I don’t have a lot to say about the Family Tebow’s pro-life Super Bowl ad that isn’t said by Will Saletan (of all people!) here. The gist: Pam Tebow was diagnosed with a placental abruption during pregnancy. Doctors recommended abortion because the odds of Pam’s death were pretty high and the odds of stillbirth were even higher. She chose life, her son became an irritatingly pious Heisman winner, and they both made a TV ad. Saletan:

On Sunday, we won’t see all the women who chose life and found death. We’ll just see the Tebows, because they’re alive and happy to talk about it. In the business world, this is known as survivor bias: Failed mutual funds disappear, leaving behind the successful ones, which creates the illusion that mutual funds tend to beat market averages.
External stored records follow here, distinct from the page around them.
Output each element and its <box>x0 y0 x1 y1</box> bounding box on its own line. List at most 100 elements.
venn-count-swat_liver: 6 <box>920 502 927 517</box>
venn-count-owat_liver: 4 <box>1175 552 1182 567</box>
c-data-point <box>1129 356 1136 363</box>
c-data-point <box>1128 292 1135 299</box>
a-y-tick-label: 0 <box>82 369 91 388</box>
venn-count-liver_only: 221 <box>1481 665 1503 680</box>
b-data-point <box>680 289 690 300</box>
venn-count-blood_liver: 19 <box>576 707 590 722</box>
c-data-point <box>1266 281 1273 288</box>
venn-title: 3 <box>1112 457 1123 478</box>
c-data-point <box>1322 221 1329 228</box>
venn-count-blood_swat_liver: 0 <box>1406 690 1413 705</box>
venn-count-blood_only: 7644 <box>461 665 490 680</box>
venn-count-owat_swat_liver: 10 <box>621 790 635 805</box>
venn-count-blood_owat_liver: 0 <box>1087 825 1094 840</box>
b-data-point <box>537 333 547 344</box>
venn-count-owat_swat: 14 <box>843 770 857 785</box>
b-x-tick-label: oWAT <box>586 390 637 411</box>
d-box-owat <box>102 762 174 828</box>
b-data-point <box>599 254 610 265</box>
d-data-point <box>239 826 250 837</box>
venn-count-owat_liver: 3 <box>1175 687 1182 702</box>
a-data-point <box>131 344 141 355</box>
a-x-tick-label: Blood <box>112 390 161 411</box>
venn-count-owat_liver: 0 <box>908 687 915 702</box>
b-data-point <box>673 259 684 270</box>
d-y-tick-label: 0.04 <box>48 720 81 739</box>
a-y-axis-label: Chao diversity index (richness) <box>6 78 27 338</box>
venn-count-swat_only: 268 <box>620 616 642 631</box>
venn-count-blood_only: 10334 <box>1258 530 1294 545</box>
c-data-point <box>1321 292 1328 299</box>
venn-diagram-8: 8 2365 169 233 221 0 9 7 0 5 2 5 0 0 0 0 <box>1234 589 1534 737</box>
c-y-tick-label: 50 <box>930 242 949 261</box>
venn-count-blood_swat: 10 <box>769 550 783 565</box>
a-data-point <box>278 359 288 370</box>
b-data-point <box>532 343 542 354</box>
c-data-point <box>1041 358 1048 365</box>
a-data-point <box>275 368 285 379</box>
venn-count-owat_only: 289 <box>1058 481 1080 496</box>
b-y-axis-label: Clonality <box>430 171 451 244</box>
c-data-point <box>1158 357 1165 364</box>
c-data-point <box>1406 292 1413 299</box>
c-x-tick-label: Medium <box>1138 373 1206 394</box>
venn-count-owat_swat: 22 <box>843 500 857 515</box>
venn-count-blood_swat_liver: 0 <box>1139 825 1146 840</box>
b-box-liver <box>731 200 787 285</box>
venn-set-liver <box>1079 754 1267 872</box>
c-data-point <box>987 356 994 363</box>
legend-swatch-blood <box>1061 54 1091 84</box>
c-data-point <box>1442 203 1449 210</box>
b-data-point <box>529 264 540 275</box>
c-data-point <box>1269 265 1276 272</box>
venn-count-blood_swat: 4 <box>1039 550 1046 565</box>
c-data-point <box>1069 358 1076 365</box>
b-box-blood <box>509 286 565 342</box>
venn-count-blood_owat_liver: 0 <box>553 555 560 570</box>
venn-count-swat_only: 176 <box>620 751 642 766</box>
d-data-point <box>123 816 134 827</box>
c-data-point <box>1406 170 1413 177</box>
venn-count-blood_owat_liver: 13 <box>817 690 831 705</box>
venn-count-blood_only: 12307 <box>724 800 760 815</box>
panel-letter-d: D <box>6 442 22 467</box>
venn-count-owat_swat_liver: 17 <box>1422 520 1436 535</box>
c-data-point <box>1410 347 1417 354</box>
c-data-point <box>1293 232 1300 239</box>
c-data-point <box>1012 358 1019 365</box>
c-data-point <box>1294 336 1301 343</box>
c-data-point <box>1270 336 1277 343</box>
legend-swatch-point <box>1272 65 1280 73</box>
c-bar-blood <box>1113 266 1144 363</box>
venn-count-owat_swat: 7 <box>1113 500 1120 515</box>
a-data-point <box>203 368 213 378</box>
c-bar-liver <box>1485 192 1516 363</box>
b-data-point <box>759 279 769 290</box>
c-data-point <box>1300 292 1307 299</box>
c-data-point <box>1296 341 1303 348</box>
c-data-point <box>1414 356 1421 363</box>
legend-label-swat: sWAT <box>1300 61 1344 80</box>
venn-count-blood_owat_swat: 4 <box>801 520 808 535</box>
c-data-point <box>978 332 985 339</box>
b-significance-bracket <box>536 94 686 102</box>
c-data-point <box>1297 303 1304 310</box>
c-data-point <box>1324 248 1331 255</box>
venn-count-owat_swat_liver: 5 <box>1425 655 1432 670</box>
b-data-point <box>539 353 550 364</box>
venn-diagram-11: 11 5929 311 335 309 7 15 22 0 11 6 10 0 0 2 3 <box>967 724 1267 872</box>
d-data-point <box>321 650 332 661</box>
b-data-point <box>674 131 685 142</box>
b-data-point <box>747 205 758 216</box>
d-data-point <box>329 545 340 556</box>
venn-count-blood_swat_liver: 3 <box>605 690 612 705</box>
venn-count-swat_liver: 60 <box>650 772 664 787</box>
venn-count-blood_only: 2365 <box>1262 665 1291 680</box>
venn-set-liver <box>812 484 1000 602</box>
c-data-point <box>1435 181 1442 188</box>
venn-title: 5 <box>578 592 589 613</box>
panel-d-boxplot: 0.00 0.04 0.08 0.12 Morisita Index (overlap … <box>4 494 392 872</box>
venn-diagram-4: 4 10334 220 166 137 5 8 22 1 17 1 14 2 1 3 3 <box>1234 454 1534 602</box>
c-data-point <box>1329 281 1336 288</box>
In the Tebows’ case, the survivor bias is literal. If you’re diagnosed with placental abruption, you have the right to choose life. But don’t be so sure that life is what you’ll get.

Right. Or as Hobbes puts it, in his reply to the Foole’s contention that there is no justice, and if there is it isn’t worth paying attention to:

First, that when a man doth a thing, which notwithstanding any thing that can be foreseen, and reckoned on, tendeth to his own destruction, howsoever some accident which he could not expect, arriving, may turne it to his benefit, yet such events do not make it reasonably or wisely done.

It’s the percentages that matter. (As an aside, I’d find the ad’s line of argument more compelling if it focused on a case of disability that (a) usually led to abortion and (b) allowed the person with the disability to live a meaningful life, whatever that is. The use of a case where there’s serious risk of death makes the argument a lot less convincing.)